The relationship between brain endothelial cells and microglia is a growing area of interest, with early findings indicating that damage to brain endothelial cells by a number of mediators can induce an inflammatory response in microglia. Microglia treated with conditioned media from IL-1-treated endothelial cells exhibit increased expression of inflammatory mediators, including IL-1β, IL-6, and CCL2 (Zhu et al. 2019). Treatment of microglia with conditioned media from brain endothelial cells exposed to oxygen-glucose deprivation (OGD) exhibited increases in cytokine release, including TNFα, IL-1β, and IL-10. These microglia additionally exhibited upregulated iNOS expression and impaired phagocytosis (Xing et al. 2018). The OGD-related findings mirror our results in the EC-G and EC-GH microglia treatment groups, particularly with respect to increases in TNFα and iNOS, as well as altered phagocytic ability.

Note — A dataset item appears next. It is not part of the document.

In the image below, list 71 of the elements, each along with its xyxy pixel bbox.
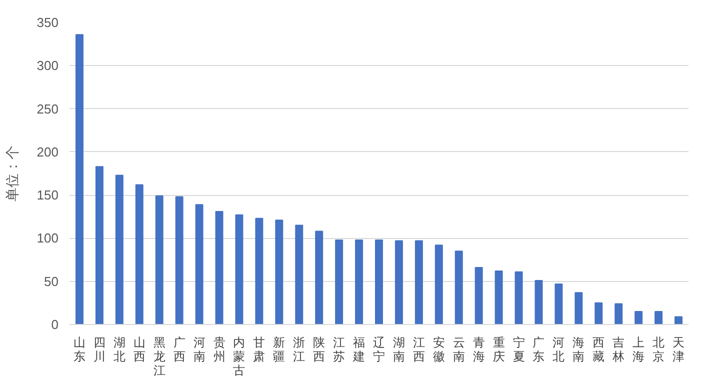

Together, these studies further support our hypothesis that the damaged cerebrovasculature can be a driver of inflammation in the brain, and indicate that damage by different mediators may activate diverse inflammatory responses in microglia.

Conclusions

The results of this study are important as they shed light on the interaction of two cell types, endothelial cells and microglia, likely important in the development of AD pathology. The role of specific mediators in this cell-cell communication is difficult to ascribe because of the inherent limitations of using a simplified in vitro system. Nevertheless, the demonstration that injury to brain endothelial cells by glucose and hypoxia, two insults that are relevant for diabetes, affects processes in microglia that are relevant for AD, support the hypothesis that the cerebral microcirculation could be a nidus where diabetic processes promote the development of AD. A more in-depth investigation of how endothelial cell damage can alter microglia function and lead to an inflammatory response may help us to better understand the neuroinflammation found in AD and other neurodegenerative disorders. Additionally, greater knowledge of the mediators responsible for this endothelial cell-microglia crosstalk could inform novel therapeutic targets and techniques for mitigating disease-related inflammation at its potential point of origin, the vasculature.